随着滞后,所有其他异常PWM控制形式基本上相同小信号的行为。因此,没有太多
的损失在一般性的,固定的fS将是我们的基础讨论古典,小信号稳定。滞回控制是根本不同的在该职责的因素得不到控制,本身。开关关断时,会发生输出纹波电压达到一个上限触发点和开启发生在一个较低的门槛。根据定义,这是一大信号控制器的小信号稳定的考虑并不适用。在小信号某种意义上说,它已经是不稳定的,并且在一数学意义上,它更快速的反应,是由于比前馈反馈。
参考文献
[1]米切尔四米,“DC - DC开关调节分析”,麦格劳希尔,1988年,DMMitchell顾问,锡达拉皮兹,保险业监督,1992年(重印版)。

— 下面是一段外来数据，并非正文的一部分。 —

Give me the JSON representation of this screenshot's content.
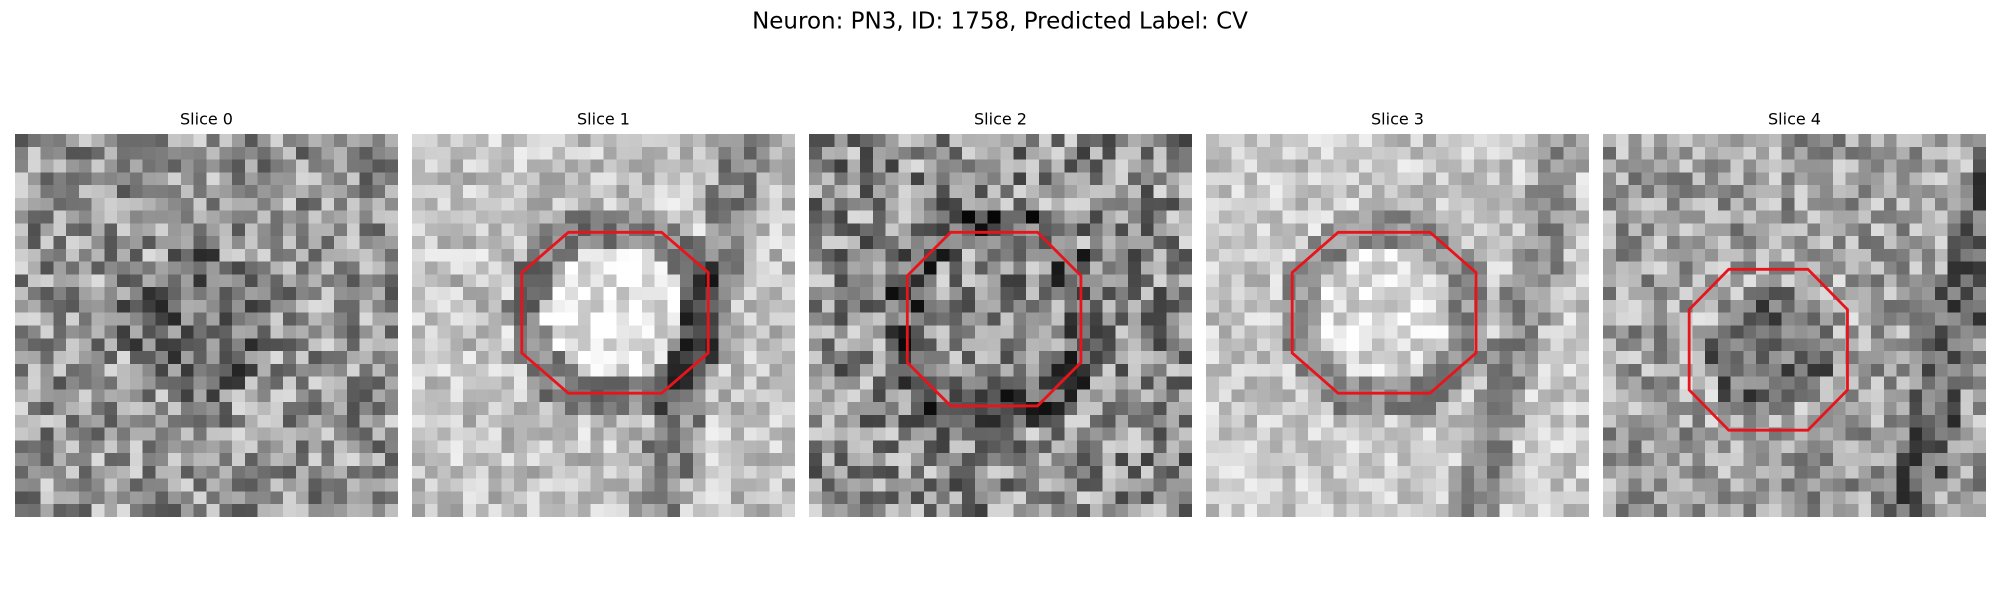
{
  "title": "Neuron: PN3, ID: 1758, Predicted Label: CV",
  "panels": [
    {
      "title": "Slice 0"
    },
    {
      "title": "Slice 1"
    },
    {
      "title": "Slice 2"
    },
    {
      "title": "Slice 3"
    },
    {
      "title": "Slice 4"
    }
  ]
}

[2]四米米切尔,“小信号的Mathcad设计辅助“,(视窗95 / 98版),电子/日本布卢姆Associates公司,1999。
[3]乔治Chryssis,“高频交换式电源供应“,麦格劳希尔预订公司,1984。
[4]雷里德利“一个更精确的电流模式控制模式“,Unitrode研讨会手册,扫描电镜- 1300,附录A2。
[5]劳埃德迪克逊,“控制回路设计“,Unitrode研讨会手册,扫描电镜- 800。
[6]劳埃德迪克逊,“控制回路设计 -SEPIC型前置稳压器设计“,Unitrode研讨会手册,扫描电镜- 900,题目7。